André Cayer, président d'Hydro-Québec, explique que ces demandes devancées d'augmentations de tarifs sont faites notamment pour combler une partie du déficit déclaré par Hydro-Québec Distribution, pour aussi faire en sorte que les tarifs reflètent davantage les coûts au fur et à mesure que ceux-ci augmentent et enfin pour éviter «le choc» que les consommateurs auraient dans deux ou trois ans avec une augmentation alors considérable des tarifs. Même avec une hausse de 3 %, la division Distribution affichera un déficit de 360 millions en 2003, fait valoir Hydro-Québec dans sa requête.

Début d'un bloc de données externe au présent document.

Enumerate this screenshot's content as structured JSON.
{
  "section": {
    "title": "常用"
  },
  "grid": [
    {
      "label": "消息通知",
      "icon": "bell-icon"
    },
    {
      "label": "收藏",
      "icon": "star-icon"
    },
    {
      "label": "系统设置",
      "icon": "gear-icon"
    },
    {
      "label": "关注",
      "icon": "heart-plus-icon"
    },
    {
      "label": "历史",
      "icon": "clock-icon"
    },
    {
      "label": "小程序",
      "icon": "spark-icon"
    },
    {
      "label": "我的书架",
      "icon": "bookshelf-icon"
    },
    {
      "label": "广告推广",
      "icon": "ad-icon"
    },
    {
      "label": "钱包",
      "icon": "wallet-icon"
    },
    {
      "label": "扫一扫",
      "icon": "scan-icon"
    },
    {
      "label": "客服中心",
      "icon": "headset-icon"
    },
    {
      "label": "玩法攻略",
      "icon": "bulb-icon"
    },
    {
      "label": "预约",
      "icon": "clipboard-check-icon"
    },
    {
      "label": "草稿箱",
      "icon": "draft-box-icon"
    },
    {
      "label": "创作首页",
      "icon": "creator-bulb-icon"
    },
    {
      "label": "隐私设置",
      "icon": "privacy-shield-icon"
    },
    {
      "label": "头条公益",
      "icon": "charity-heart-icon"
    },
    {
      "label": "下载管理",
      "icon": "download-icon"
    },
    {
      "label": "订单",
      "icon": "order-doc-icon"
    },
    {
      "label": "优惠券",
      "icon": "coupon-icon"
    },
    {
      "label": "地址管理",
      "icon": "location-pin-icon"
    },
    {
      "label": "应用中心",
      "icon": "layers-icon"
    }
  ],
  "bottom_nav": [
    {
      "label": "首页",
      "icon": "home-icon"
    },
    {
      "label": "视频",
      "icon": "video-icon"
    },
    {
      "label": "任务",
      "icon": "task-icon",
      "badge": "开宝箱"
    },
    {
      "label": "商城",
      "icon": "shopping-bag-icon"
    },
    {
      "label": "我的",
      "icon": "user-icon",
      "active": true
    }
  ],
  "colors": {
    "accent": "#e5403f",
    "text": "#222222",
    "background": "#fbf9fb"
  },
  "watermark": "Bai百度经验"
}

Il y a bien eu aussi dans le premier budget du ministre des Finances, Yves Séguin, la demande d'un effort additionnel de 600 millions en dividendes de la part de la société d'État aux coffres du gouvernement. Mais sur ce point, M. Cayer répond que la hausse demandée ne générerait que 65 millions en revenus additionnels en 2003. Il y a bien les profits déclarés de 1,3 milliard pour le premier semestre, mais le président d'Hydro-Québec prévient qu'il ne faut pas trop s'y fier, en ce sens que les gros revenus sont «souvent fragiles» et que les hivers ne sont pas toujours aussi froids que le dernier. Et même les étés ne sont pas aussi chauds, si bien que les ventes d'électricité aux États-Unis cet été ont été moins fortes que celles de l'an passé et que cela s'est reflété sur les prix, qui sont également moins «chauds».
Non seulement M. Cayer n'est pas contre cette hausse anticipée des tarifs, mais «c'est un secret de polichinelle que j'aurais préféré une augmentation il y a un an», affirme-t-il. Il souligne que les températures froides de l'hiver dernier ont eu pour conséquence une augmentation de 70 $ pour le consommateur moyen. Si le prochain hiver est doux, cela pourrait vouloir dire que, même avec la hausse de tarifs demandée, ce même consommateur paierait 30 $ de moins que l'hiver dernier.
M. Cayer souligne par ailleurs que le gouvernement a demandé à Hydro-Québec d'appliquer une échelle de tarifs adaptés pour faire en sorte de donner une chance aux plus démunis de la société, qui pourraient par exemple n'avoir qu'une augmentation de 2 %, alors que le riche propriétaire, qui est un plus gros consommateur, aurait une hausse de tarif de 4 %. Toutefois, la moyenne pour l'ensemble des consommateurs résidentiels serait de 3 %, tout comme ce serait le cas d'ailleurs pour les clients industriels et commerciaux. La proposition déposée hier n'apporte aucune modification au principe de l'interfinancement, assure M. Cayer.
Quoi qu'il en soit, Hydro-Québec Distribution propose à la Régie cette demande de 6 % en deux étapes, en conformité avec l'acceptation par la Régie dans une première phase d'un taux de rendement de 8,39 % sur la base de tarification. Il n'est pas question d'imposer une facturation rétroactive, mais Hydro-Québec demande en revanche à la Régie une décision provisoire au plus tard le 12 septembre prochain, pour pouvoir augmenter son tarif de 3 % le 1er octobre prochain et éviter par la suite d'avoir à imposer une facturation rétroactive.
Surprise
On sait qu'Hydro-Québec Distribution devait présenter sa demande à la Régie pour ses tarifs au plus tard le 14 août, c'est-à-dire aujourd'hui. L'annonce d'hier est tout de même tombée comme une surprise, puisque aucune rumeur à ce sujet n'avait circulé récemment. M. Cayer dit à cet égard qu'Hydro ne pouvait rien faire tant que le gouvernement n'avait pas annoncé sa décision de permettre plus tôt que prévu le dégel des tarifs. Mais la décision finale appartient maintenant à la Régie.